Asian stocks edged downwards early on Tuesday morning, as investors shifted their attention back to Spain's financial woes, overriding Monday's post-election cheer from Greek election results.
Borrowing costs in Spain surged with yields hitting 7.13% on 10-year Spanish government bonds on Monday, exceeding the 7% point at which other troubled European countries -- Greece, Portugal and Ireland -- lost access to the debt markets.
Furthermore, a report from the Spanish central bank said that bad debts in the country were at their highest for 18 years in April, sparking concerns that the EUR100 billion bank ($126 billion) bailout might not be enough to bolster the national financial system.
The euro climbed slightly on Tuesday to $1.2602, from $1.2575 late Monday.
"Perversely, Spanish yields over 7% could be positive in that it keeps the gun to the head of policy makers," says RBS Morgans principal investment adviser Christopher Macdonald.
The dollar gained 0.5% against the yen overnight, to Y79.11, before slipping back to Y79.05 early in Asia. The Australian dollar remained resilient, holding on to gains made on Monday, at $1.0122.

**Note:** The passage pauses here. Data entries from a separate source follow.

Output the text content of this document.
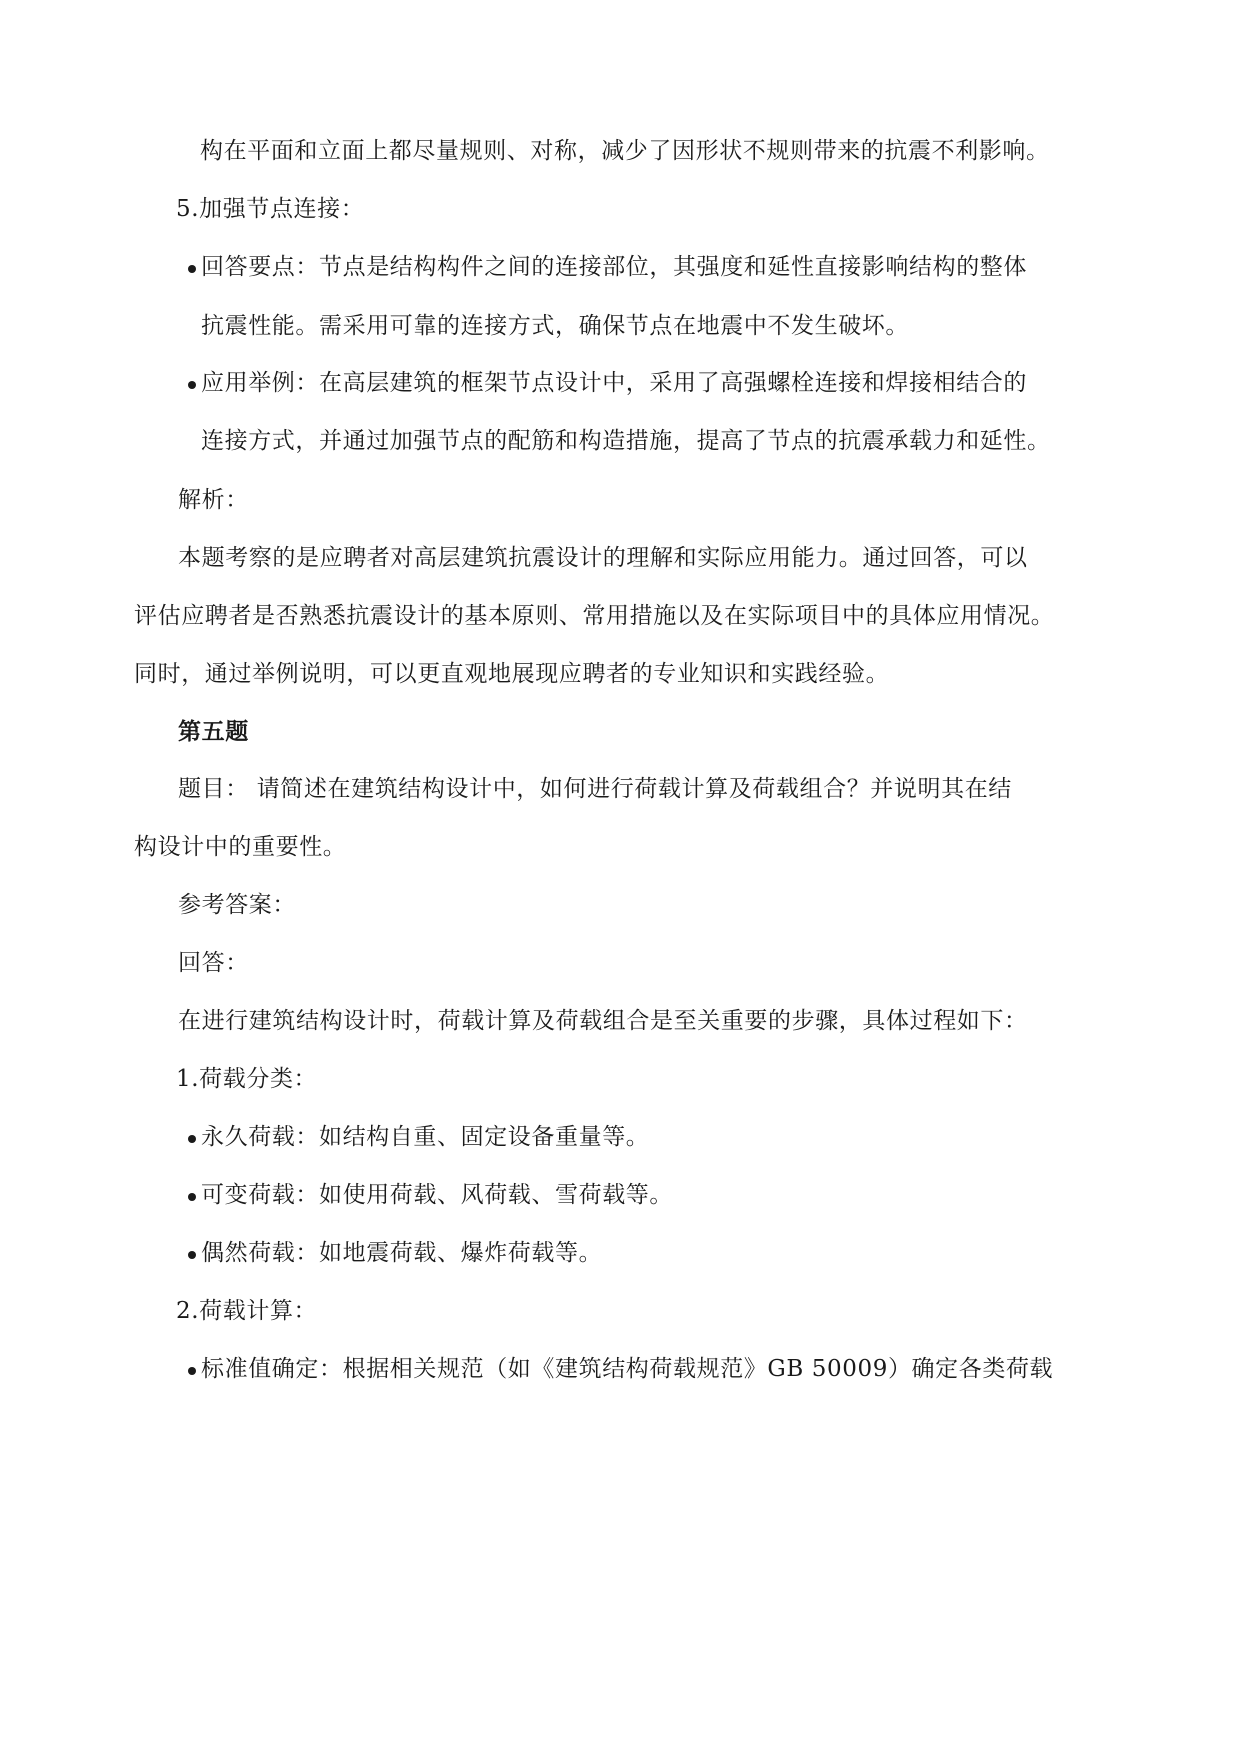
构在平面和立面上都尽量规则、对称，减少了因形状不规则带来的抗震不利影响。
5.加强节点连接：
回答要点：节点是结构构件之间的连接部位，其强度和延性直接影响结构的整体
抗震性能。需采用可靠的连接方式，确保节点在地震中不发生破坏。
应用举例：在高层建筑的框架节点设计中，采用了高强螺栓连接和焊接相结合的
连接方式，并通过加强节点的配筋和构造措施，提高了节点的抗震承载力和延性。
解析：
本题考察的是应聘者对高层建筑抗震设计的理解和实际应用能力。通过回答，可以
评估应聘者是否熟悉抗震设计的基本原则、常用措施以及在实际项目中的具体应用情况。
同时，通过举例说明，可以更直观地展现应聘者的专业知识和实践经验。
第五题
题目： 请简述在建筑结构设计中，如何进行荷载计算及荷载组合？并说明其在结
构设计中的重要性。
参考答案：
回答：
在进行建筑结构设计时，荷载计算及荷载组合是至关重要的步骤，具体过程如下：
1.荷载分类：
永久荷载：如结构自重、固定设备重量等。
可变荷载：如使用荷载、风荷载、雪荷载等。
偶然荷载：如地震荷载、爆炸荷载等。
2.荷载计算：
标准值确定：根据相关规范（如《建筑结构荷载规范》GB 50009）确定各类荷载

Japan's Nikkei Average was 0.2% down, South Korea's Kospi was flat, while Australia's S&P ASX 200 was 0.6% lower.
There was also caution as investors wait and see what policymakers decide after a series of key meetings -- such as the summit of G-20 leaders currently underway in Mexico, and a meeting of the Federal Open Market Committee this week.
The small losses in Asian markets mirrored lackluster overnight trading in the U.S., where the Dow Jones Industrial Average finished 0.2% lower. In Europe, the FTSE 100 gained 0.2% and Germany's DAX gained 0.3%.